What comes through is a familiar horror story centred on a party that tries to own its cadres body and soul, suppress all traces of individualism and deny Comrades the luxury of intellectual and emotional independence. Like a medieval church, the party is brutally intolerant of dissent and heresy. It not only discards the contrarian but accompanies the rejection with vilification.

Gupta's book is rich in detailing the emotional turbulence of the renegades and revisionists, including their search for an alternative Left space. The chapter on Lalgarh is particularly instructive for its insights into the way the Maoists replicate the CPI(M) wariness of movements from below.

The book is, however, somewhat sketchy in detailing the political intimidation mounted by the party and the state to maintain control. This is understandable. What attracted many people (including, I suspect, Gupta) is the headiness of belonging to a machine that was personified the 'vanguard'. In the writings of Lenin and the political practice of Stalin, there was always a divergence between the party and the masses. The party was always the army of the enlightened, a status that always appealed to a Bengali bhadralok that flaunted its own superiority in a philistine-dominated world. The masses, on the other hand, were either voting fodder or a romantic abstraction.

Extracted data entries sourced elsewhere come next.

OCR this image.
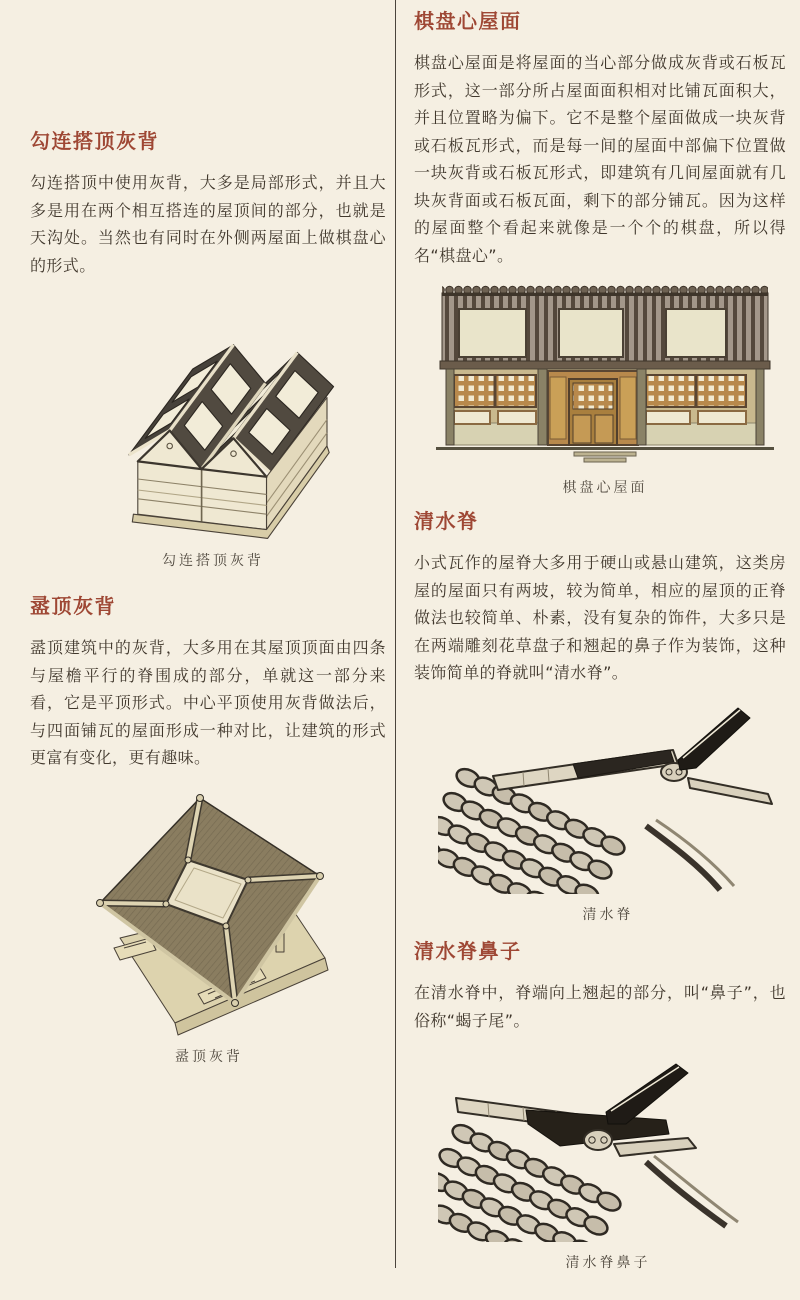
勾连搭顶灰背

勾连搭顶中使用灰背，大多是局部形式，并且大多是用在两个相互搭连的屋顶间的部分，也就是天沟处。当然也有同时在外侧两屋面上做棋盘心的形式。

勾连搭顶灰背
盝顶灰背

盝顶建筑中的灰背，大多用在其屋顶顶面由四条与屋檐平行的脊围成的部分，单就这一部分来看，它是平顶形式。中心平顶使用灰背做法后，与四面铺瓦的屋面形成一种对比，让建筑的形式更富有变化，更有趣味。

盝顶灰背
棋盘心屋面

棋盘心屋面是将屋面的当心部分做成灰背或石板瓦形式，这一部分所占屋面面积相对比铺瓦面积大，并且位置略为偏下。它不是整个屋面做成一块灰背或石板瓦形式，而是每一间的屋面中部偏下位置做一块灰背或石板瓦形式，即建筑有几间屋面就有几块灰背面或石板瓦面，剩下的部分铺瓦。因为这样的屋面整个看起来就像是一个个的棋盘，所以得名“棋盘心”。

棋盘心屋面
清水脊

小式瓦作的屋脊大多用于硬山或悬山建筑，这类房屋的屋面只有两坡，较为简单，相应的屋顶的正脊做法也较简单、朴素，没有复杂的饰件，大多只是在两端雕刻花草盘子和翘起的鼻子作为装饰，这种装饰简单的脊就叫“清水脊”。

清水脊
清水脊鼻子

在清水脊中，脊端向上翘起的部分，叫“鼻子”，也俗称“蝎子尾”。

清水脊鼻子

Gupta delves into Marxist theology to explain why the seeds of degeneration were in-built. Unfortunately, she doesn't locate the CPI(M) and its politics within the context of a bhadralok society that is itself in a state of decay. On the contrary, there is an unmistakable deification of the economic stagnation that is the hallmark of contemporary West Bengal after 30 years of Left rule. Like others in the Left, Gupta looks back a bit too self-indulgently at the world of coffee house politics, subtitled films and street protests—the symbols Bengal's wasted years.